Каково смуглолицым друзьям Ваала?
Им дано ощутить неизбежный гнев,
Ведь немилость Господня на них упала,
И на небо не взглянешь, не побледнев.
Почему не пошлёшь им неволю, плети?
Для чего им гореть и тонуть в крови?
Боже Правый, а в чём виноваты дети?
Хоть одну их провинность мне назови.
Объясни мне, зачем Тебе их страданья?
Позабудь, помилуй и отпусти!
Кто они, недостойные оправданья?
Только наши пути — не Твои пути.
Отвернувшись от жизни, какую цену
Мы заплатим за то, чтобы жить опять?
Так хирургу, который узнал гангрену,
Всю конечность придётся тебе отнять.
Эта ночь на субботу черней, чем кофе.
Всех народов, колен принимая грех,
Беспощадный Закон на своей Голгофе
Распинался за них, за детей, за всех.
***
Джебрану Халилю Джебрану
Послушай, ничего нельзя успеть,
Не торопись заплакать на прощанье,
Ты, жажду утолив водой молчанья,
Однажды ночью научился петь.
Строка — нектар, бегущий по стволу,
Что от корней к листве стремится смело,
Ты в крепкий лук своё сгибаешь тело,
И выпускаешь в цель души стрелу.
Что эта песня сделала с тобой,
Измолотила и в муку смолола,
Чтоб хлеб испечь из мелкого помола,
Пропитанный мелодией живой.
В последний миг с ладони молока
Она тебя снимает, словно сливки,
Срывает, как созревшие оливки,
И собирает, как пыльцу с цветка.
И не найти нигде и ничего
Чудеснее, чем музыки объятья,
Когда любовь сияющее платье
Сошьёт из ткани сердца твоего.
Когда она, подобная ножу,
Разрежет осторожно жизни мякоть, —
Ты сбудешься…ну, что ты? — хватит плакать,
Я здесь, я никуда не ухожу.
***
Бывать с тобой наедине —
Восторг и ужас настоящий.
Огонь могучий и гудящий,
За что ты милостив ко мне?
За всех дерзаешь умереть,
Но можешь, не ища причину,
Как неглубокую морщину,
Всю тварь с лица земли стереть.
Нет! Ничего не говори!
Всё происходит слишком быстро,
Твоя мерцающая искра
Дрожит, сжигая изнутри.
***
Я не боюсь и всё-таки мне страшно.
А вдруг внезапно отвернёшься ты?
Погаснет вод сияющая яшма,
И дрогнет свет в объятьях темноты.
Услышав страх, ты нежно улыбнешься
И наклонишься бережно ко мне,
Руки не протянув, меня коснёшься
И растворишься в мирной тишине.
Отдавшийся сияющему чуду,
Я удивлюсь тому, что уцелел,
И в тот же самый миг тебя забуду,
Хоть знаю всё, что ты сказать хотел.
Была ли эта встреча?

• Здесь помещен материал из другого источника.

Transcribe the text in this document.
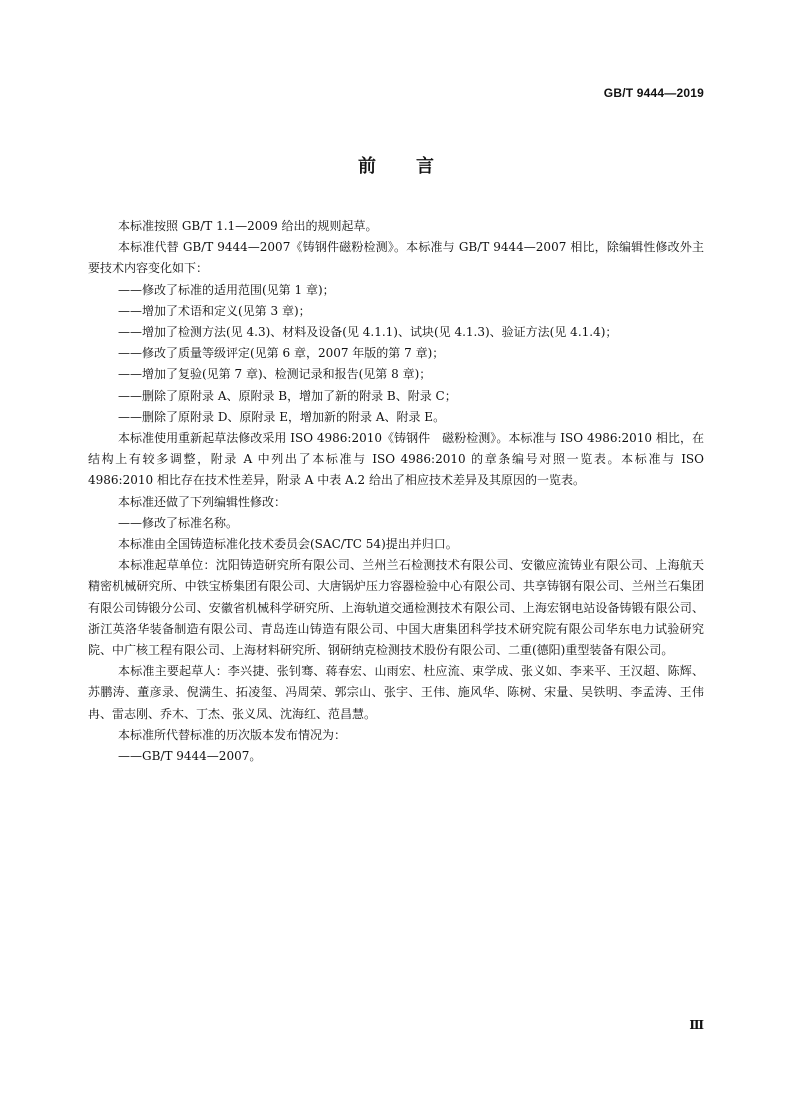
GB/T 9444—2019
前言

本标准按照 GB/T 1.1—2009 给出的规则起草。

本标准代替 GB/T 9444—2007《铸钢件磁粉检测》。本标准与 GB/T 9444—2007 相比，除编辑性修改外主要技术内容变化如下：

——修改了标准的适用范围(见第 1 章)；

——增加了术语和定义(见第 3 章)；

——增加了检测方法(见 4.3)、材料及设备(见 4.1.1)、试块(见 4.1.3)、验证方法(见 4.1.4)；

——修改了质量等级评定(见第 6 章，2007 年版的第 7 章)；

——增加了复验(见第 7 章)、检测记录和报告(见第 8 章)；

——删除了原附录 A、原附录 B，增加了新的附录 B、附录 C；

——删除了原附录 D、原附录 E，增加新的附录 A、附录 E。

本标准使用重新起草法修改采用 ISO 4986:2010《铸钢件　磁粉检测》。本标准与 ISO 4986:2010 相比，在结构上有较多调整，附录 A 中列出了本标准与 ISO 4986:2010 的章条编号对照一览表。本标准与 ISO 4986:2010 相比存在技术性差异，附录 A 中表 A.2 给出了相应技术差异及其原因的一览表。

本标准还做了下列编辑性修改：

——修改了标准名称。

本标准由全国铸造标准化技术委员会(SAC/TC 54)提出并归口。

本标准起草单位：沈阳铸造研究所有限公司、兰州兰石检测技术有限公司、安徽应流铸业有限公司、上海航天精密机械研究所、中铁宝桥集团有限公司、大唐锅炉压力容器检验中心有限公司、共享铸钢有限公司、兰州兰石集团有限公司铸锻分公司、安徽省机械科学研究所、上海轨道交通检测技术有限公司、上海宏钢电站设备铸锻有限公司、浙江英洛华装备制造有限公司、青岛连山铸造有限公司、中国大唐集团科学技术研究院有限公司华东电力试验研究院、中广核工程有限公司、上海材料研究所、钢研纳克检测技术股份有限公司、二重(德阳)重型装备有限公司。

本标准主要起草人：李兴捷、张钊骞、蒋春宏、山雨宏、杜应流、束学成、张义如、李来平、王汉超、陈辉、苏鹏涛、董彦录、倪满生、拓凌玺、冯周荣、郭宗山、张宇、王伟、施风华、陈树、宋量、吴铁明、李孟涛、王伟冉、雷志刚、乔木、丁杰、张义凤、沈海红、范昌慧。

本标准所代替标准的历次版本发布情况为：

——GB/T 9444—2007。

Ⅲ
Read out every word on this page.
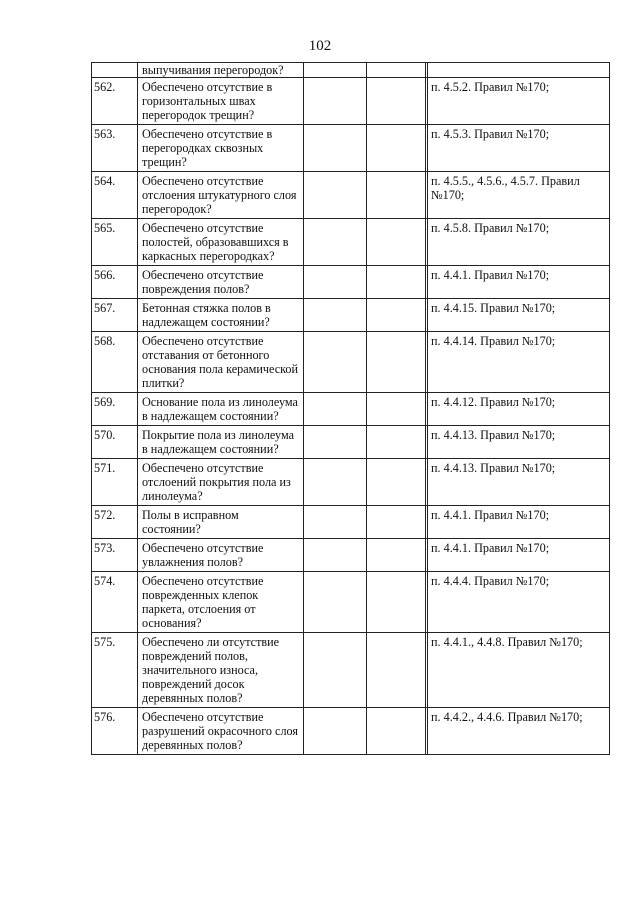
102
	выпучивания перегородок?				
562.	Обеспечено отсутствие в горизонтальных швах перегородок трещин?				п. 4.5.2. Правил №170;
563.	Обеспечено отсутствие в перегородках сквозных трещин?				п. 4.5.3. Правил №170;
564.	Обеспечено отсутствие отслоения штукатурного слоя перегородок?				п. 4.5.5., 4.5.6., 4.5.7. Правил №170;
565.	Обеспечено отсутствие полостей, образовавшихся в каркасных перегородках?				п. 4.5.8. Правил №170;
566.	Обеспечено отсутствие повреждения полов?				п. 4.4.1. Правил №170;
567.	Бетонная стяжка полов в надлежащем состоянии?				п. 4.4.15. Правил №170;
568.	Обеспечено отсутствие отставания от бетонного основания пола керамической плитки?				п. 4.4.14. Правил №170;
569.	Основание пола из линолеума в надлежащем состоянии?				п. 4.4.12. Правил №170;
570.	Покрытие пола из линолеума в надлежащем состоянии?				п. 4.4.13. Правил №170;
571.	Обеспечено отсутствие отслоений покрытия пола из линолеума?				п. 4.4.13. Правил №170;
572.	Полы в исправном состоянии?				п. 4.4.1. Правил №170;
573.	Обеспечено отсутствие увлажнения полов?				п. 4.4.1. Правил №170;
574.	Обеспечено отсутствие поврежденных клепок паркета, отслоения от основания?				п. 4.4.4. Правил №170;
575.	Обеспечено ли отсутствие повреждений полов, значительного износа, повреждений досок деревянных полов?				п. 4.4.1., 4.4.8. Правил №170;
576.	Обеспечено отсутствие разрушений окрасочного слоя деревянных полов?				п. 4.4.2., 4.4.6. Правил №170;
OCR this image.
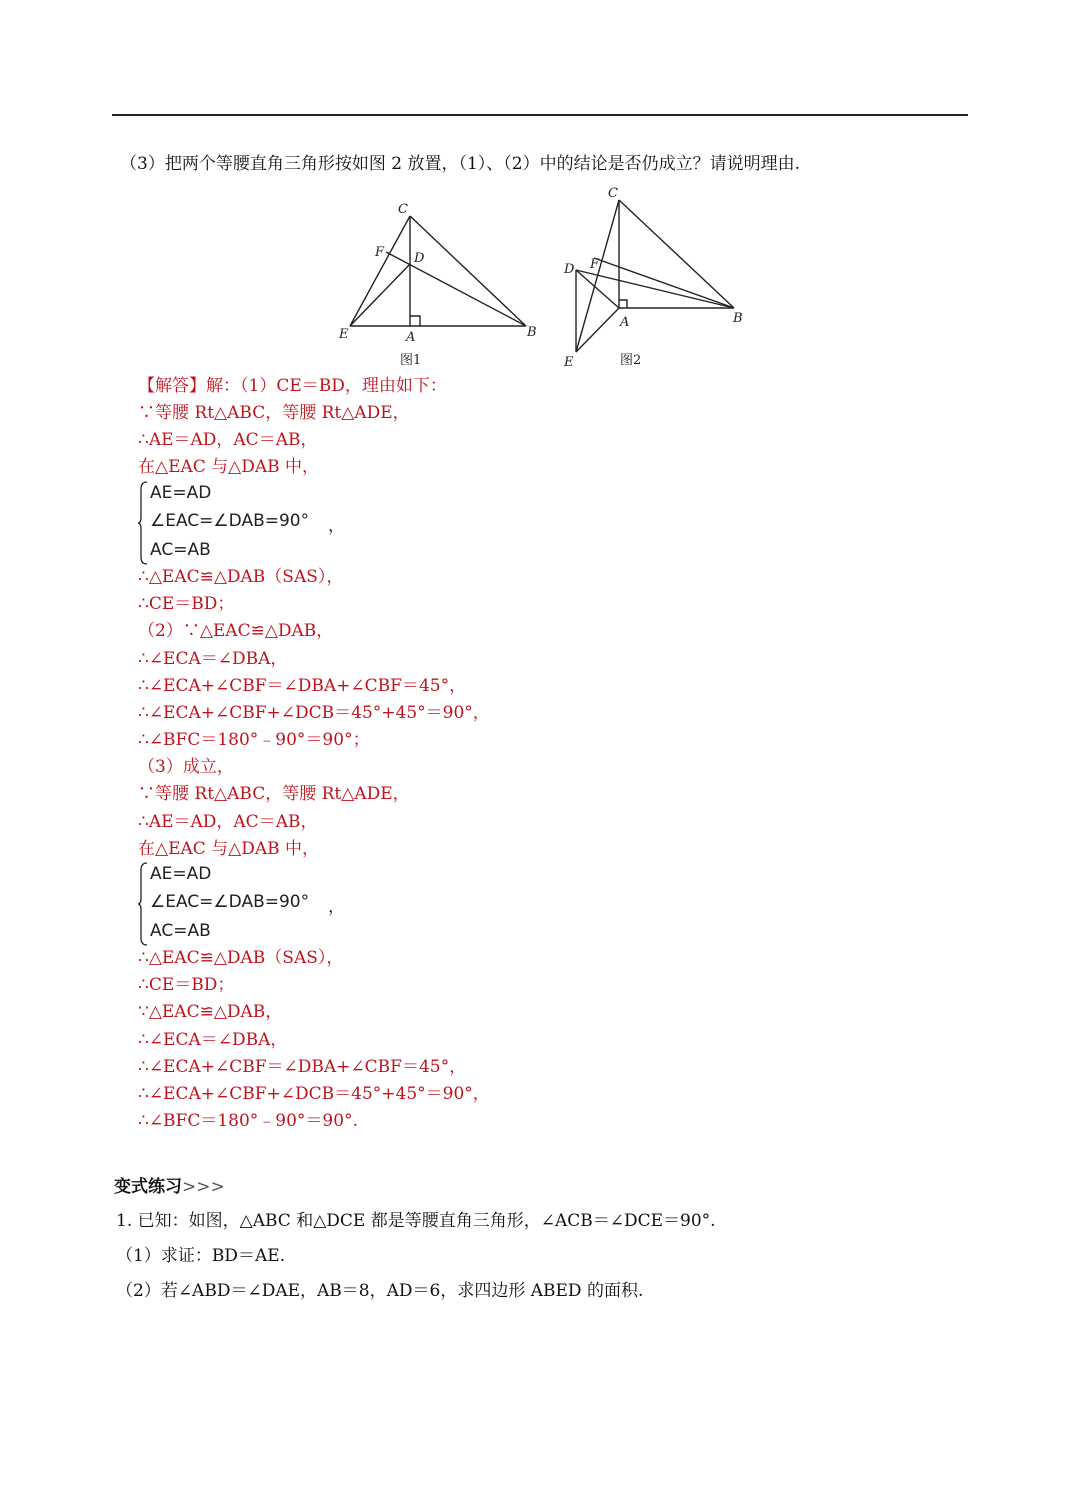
（3）把两个等腰直角三角形按如图 2 放置，（1）、（2）中的结论是否仍成立？请说明理由.
C
F D
E	A	B
图1
C
D F
A	B
E	图2
【解答】解：（1）CE＝BD，理由如下：
∵等腰 Rt△ABC，等腰 Rt△ADE，
∴AE＝AD，AC＝AB，
在△EAC 与△DAB 中，
AE=AD
∠EAC=∠DAB=90°
AC=AB
，
∴△EAC≌△DAB（SAS），
∴CE＝BD；
（2）∵△EAC≌△DAB，
∴∠ECA＝∠DBA，
∴∠ECA+∠CBF＝∠DBA+∠CBF＝45°，
∴∠ECA+∠CBF+∠DCB＝45°+45°＝90°，
∴∠BFC＝180°﹣90°＝90°；
（3）成立，
∵等腰 Rt△ABC，等腰 Rt△ADE，
∴AE＝AD，AC＝AB，
在△EAC 与△DAB 中，
AE=AD
∠EAC=∠DAB=90°
AC=AB
，
∴△EAC≌△DAB（SAS），
∴CE＝BD；
∵△EAC≌△DAB，
∴∠ECA＝∠DBA，
∴∠ECA+∠CBF＝∠DBA+∠CBF＝45°，
∴∠ECA+∠CBF+∠DCB＝45°+45°＝90°，
∴∠BFC＝180°﹣90°＝90°.
变式练习>>>
1. 已知：如图，△ABC 和△DCE 都是等腰直角三角形，∠ACB＝∠DCE＝90°.
（1）求证：BD＝AE.
（2）若∠ABD＝∠DAE，AB＝8，AD＝6，求四边形 ABED 的面积.
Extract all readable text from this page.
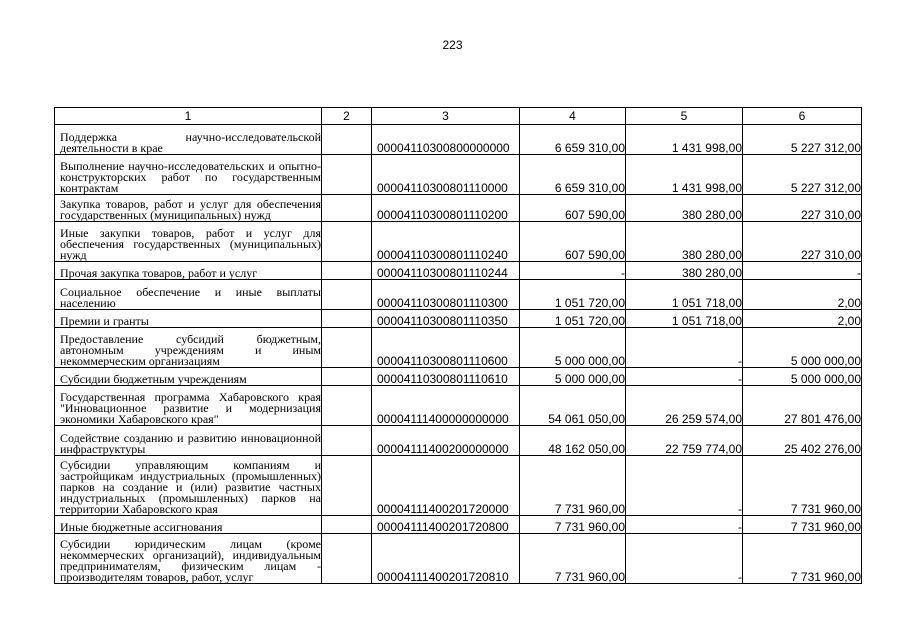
223
1	2	3	4	5	6
Поддержка научно-исследовательской деятельности в крае		00004110300800000000	6 659 310,00	1 431 998,00	5 227 312,00
Выполнение научно-исследовательских и опытно-конструкторских работ по государственным контрактам		00004110300801110000	6 659 310,00	1 431 998,00	5 227 312,00
Закупка товаров, работ и услуг для обеспечения государственных (муниципальных) нужд		00004110300801110200	607 590,00	380 280,00	227 310,00
Иные закупки товаров, работ и услуг для обеспечения государственных (муниципальных) нужд		00004110300801110240	607 590,00	380 280,00	227 310,00
Прочая закупка товаров, работ и услуг		00004110300801110244	-	380 280,00	-
Социальное обеспечение и иные выплаты населению		00004110300801110300	1 051 720,00	1 051 718,00	2,00
Премии и гранты		00004110300801110350	1 051 720,00	1 051 718,00	2,00
Предоставление субсидий бюджетным, автономным учреждениям и иным некоммерческим организациям		00004110300801110600	5 000 000,00	-	5 000 000,00
Субсидии бюджетным учреждениям		00004110300801110610	5 000 000,00	-	5 000 000,00
Государственная программа Хабаровского края "Инновационное развитие и модернизация экономики Хабаровского края"		00004111400000000000	54 061 050,00	26 259 574,00	27 801 476,00
Содействие созданию и развитию инновационной инфраструктуры		00004111400200000000	48 162 050,00	22 759 774,00	25 402 276,00
Субсидии управляющим компаниям и застройщикам индустриальных (промышленных) парков на создание и (или) развитие частных индустриальных (промышленных) парков на территории Хабаровского края		00004111400201720000	7 731 960,00	-	7 731 960,00
Иные бюджетные ассигнования		00004111400201720800	7 731 960,00	-	7 731 960,00
Субсидии юридическим лицам (кроме некоммерческих организаций), индивидуальным предпринимателям, физическим лицам - производителям товаров, работ, услуг		00004111400201720810	7 731 960,00	-	7 731 960,00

Неужели
Не выдумка? Не сказка прежних дней?
Играющий на золотой свирели,
Кем стал бы я без музыки твоей?
Проходит время, мне порою снится
Зеленый сад, где переплетены
Жасмин и роза, терн и медуница,
И камень на коленях у волны.
***
И мы одним не станем никогда,
Как две монеты, две колонны храма,
Как две струны, как скалы и вода,
Как ноты две, звучащие упрямо.
Две точки не сливаются в одно,
Лежащие на радиусе круга,
Зажги огонь, когда вокруг темно,
Огонь и тень приветствуют друг друга,
Соединяясь, не дано понять,
Ни облик свой, ни чистую природу,
Вдвоём мы можем только сохранять
И полноту, и радость и свободу,
И относится бережно к дарам,
Что нам даны, и вздрагивать тревожно,
Без колоннады не построить храм,
Без нот едва ли музыка возможна.
***
Оставь со мною тень, не дай её забыть,
Лишь крошечный фрагмент и маленький осколок,
Пока последний след торопится остыть,
И долгий день не стал неизмеримо долог.
Мы распадёмся вдруг, растаем я и ты,
И зарастёт молвой всё то, что было с нами,
Прошу тебя, избавь меня от пустоты,
Ведь лёгкий облик твой уже украла память.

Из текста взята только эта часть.